Martin also expressed concerns about the potential for the integration plan to increase reliance on online classes, and said that the State System should be transparent about the number of online courses students will have to take at the integrated universities. “To be fair, there are some students who might prefer at least to have some because it gives them some flexibility. But they need to always think of it as truth in advertising. They need to know what they can expect coming in,” Martin said.
Greenstein didn’t discount the criticisms levied by APSCUF and faculty members, noting that PASSHE’s faculty is critical to educating students. “This is a people business, and so your investment in your people is important,” he said, adding that questions, concerns and debate around the system redesign is healthy and necessary. “This is a process where, if everybody was singing merrily along and joining hands, we probably wouldn’t be making the kinds of deep changes that are kind of required.”
But while there are differences of opinion on how best to reorient the State System, there are also clear areas of agreement, especially when it comes to funding. The PASSHE board of governors approved a historic $550 million funding request – and one that exceeds the prior year’s state appropriation by $73 million.
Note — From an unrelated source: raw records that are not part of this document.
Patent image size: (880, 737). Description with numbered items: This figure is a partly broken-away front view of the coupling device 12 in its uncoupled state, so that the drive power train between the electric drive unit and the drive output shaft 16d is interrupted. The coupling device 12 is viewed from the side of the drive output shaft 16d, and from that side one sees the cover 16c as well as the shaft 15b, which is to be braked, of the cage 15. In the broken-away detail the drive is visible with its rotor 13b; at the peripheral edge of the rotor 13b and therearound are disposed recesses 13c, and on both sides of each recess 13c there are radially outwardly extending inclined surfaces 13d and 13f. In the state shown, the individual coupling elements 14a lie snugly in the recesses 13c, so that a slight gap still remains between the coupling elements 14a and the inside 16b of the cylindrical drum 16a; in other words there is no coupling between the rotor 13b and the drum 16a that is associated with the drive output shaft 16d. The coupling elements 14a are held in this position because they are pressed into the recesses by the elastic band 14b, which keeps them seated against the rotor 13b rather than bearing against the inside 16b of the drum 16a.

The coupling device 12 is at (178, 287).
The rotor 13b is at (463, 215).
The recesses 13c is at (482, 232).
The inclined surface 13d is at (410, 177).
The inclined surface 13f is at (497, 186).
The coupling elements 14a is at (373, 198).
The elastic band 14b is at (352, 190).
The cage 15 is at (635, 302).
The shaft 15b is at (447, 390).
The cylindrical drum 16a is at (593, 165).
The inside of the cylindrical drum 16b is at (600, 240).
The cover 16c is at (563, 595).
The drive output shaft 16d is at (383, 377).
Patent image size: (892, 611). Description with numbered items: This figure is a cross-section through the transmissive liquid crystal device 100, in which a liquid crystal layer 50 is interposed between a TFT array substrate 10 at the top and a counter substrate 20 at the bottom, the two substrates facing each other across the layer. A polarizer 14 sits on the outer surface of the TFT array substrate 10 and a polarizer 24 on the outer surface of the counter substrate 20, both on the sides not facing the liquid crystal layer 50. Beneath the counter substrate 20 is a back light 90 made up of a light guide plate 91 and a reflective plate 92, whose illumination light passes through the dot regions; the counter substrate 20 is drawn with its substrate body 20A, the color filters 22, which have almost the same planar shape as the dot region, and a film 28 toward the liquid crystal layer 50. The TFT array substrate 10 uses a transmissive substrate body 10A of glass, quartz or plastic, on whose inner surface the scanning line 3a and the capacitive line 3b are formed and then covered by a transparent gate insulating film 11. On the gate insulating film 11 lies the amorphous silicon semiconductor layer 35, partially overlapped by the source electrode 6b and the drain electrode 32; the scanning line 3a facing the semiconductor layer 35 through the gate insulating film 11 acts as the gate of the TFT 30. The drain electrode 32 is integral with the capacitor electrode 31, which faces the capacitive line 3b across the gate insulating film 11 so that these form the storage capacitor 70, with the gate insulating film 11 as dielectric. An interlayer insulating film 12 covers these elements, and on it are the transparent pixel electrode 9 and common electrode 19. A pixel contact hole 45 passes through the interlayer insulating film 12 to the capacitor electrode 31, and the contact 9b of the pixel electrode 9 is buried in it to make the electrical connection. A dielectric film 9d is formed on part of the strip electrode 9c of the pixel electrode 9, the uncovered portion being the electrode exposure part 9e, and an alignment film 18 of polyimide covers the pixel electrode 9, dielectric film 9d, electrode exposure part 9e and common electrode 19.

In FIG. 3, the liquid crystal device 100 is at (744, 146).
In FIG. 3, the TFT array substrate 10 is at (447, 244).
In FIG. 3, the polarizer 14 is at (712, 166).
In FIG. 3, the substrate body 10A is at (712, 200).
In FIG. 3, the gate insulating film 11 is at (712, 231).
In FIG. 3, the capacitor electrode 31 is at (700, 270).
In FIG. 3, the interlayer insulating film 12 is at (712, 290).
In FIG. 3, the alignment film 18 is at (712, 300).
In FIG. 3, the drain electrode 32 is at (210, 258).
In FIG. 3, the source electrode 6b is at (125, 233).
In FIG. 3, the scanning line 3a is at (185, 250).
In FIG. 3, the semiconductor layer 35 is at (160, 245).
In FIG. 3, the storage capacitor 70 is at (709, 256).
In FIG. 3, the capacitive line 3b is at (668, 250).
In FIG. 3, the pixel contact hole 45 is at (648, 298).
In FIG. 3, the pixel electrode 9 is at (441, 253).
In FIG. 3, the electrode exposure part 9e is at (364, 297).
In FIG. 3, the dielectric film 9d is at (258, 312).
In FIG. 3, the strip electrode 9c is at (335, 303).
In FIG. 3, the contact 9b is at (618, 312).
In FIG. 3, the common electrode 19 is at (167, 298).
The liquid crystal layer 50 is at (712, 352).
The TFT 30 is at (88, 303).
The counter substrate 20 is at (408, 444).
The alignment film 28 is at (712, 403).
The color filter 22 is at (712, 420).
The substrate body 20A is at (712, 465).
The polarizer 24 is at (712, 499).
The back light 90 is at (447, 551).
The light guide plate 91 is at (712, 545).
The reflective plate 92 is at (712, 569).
Greenstein said the funding would primarily cover operating costs and help the system deal with cost increases driven by inflation.
“It is a number that will offset the inflationary increases. It will enable us to not raise tuition. It will enable us to stop cross-subsidies where universities that are more financially successful are actually giving out money to the universities that are less so – they can’t continue to do that,” he said. “More importantly though, it will enable us to put on a kind of recurrent basis the kind of innovation … that is necessary to evolve in ways that we need to evolve to serve the students that we need to serve better.”
He added that Gov. Tom Wolf’s proposal to provide tuition scholarships for PASSHE students could be one way to attract more students not just to PASSHE schools, but ultimately to the state’s workforce, noting that other incentive programs, like the Public Service Loan Forgiveness Program, have been “incredibly effective.”
Martin concurred that more state funding is crucial to keeping the State System afloat: “A budget will tell you a lot of things – it tells you what you value and what you don’t,” she said. “You can’t cut your way out of these kinds of issues. The only way to do it is to provide adequate funding, and I’m hopeful that that will occur.”
Schwank, who sits on the Senate Appropriations Committee, said state officials can take a number of different actions to attract more students, including by more aggressive marketing campaigns and focusing on individual student stories more. The biggest key to reversing the system’s enrollment trend, she said, is to make each of the system’s 14 universities more accessible. “If students can’t afford us, then they can’t come,” she said. “We’re still a bargain, but when you look at what some private institutions are able to do, in terms of reducing the sticker price for their tuition, we’ve got to compete and, certainly, as a system that’s supposed to serve the state, we have a moral responsibility to make sure that we do that.”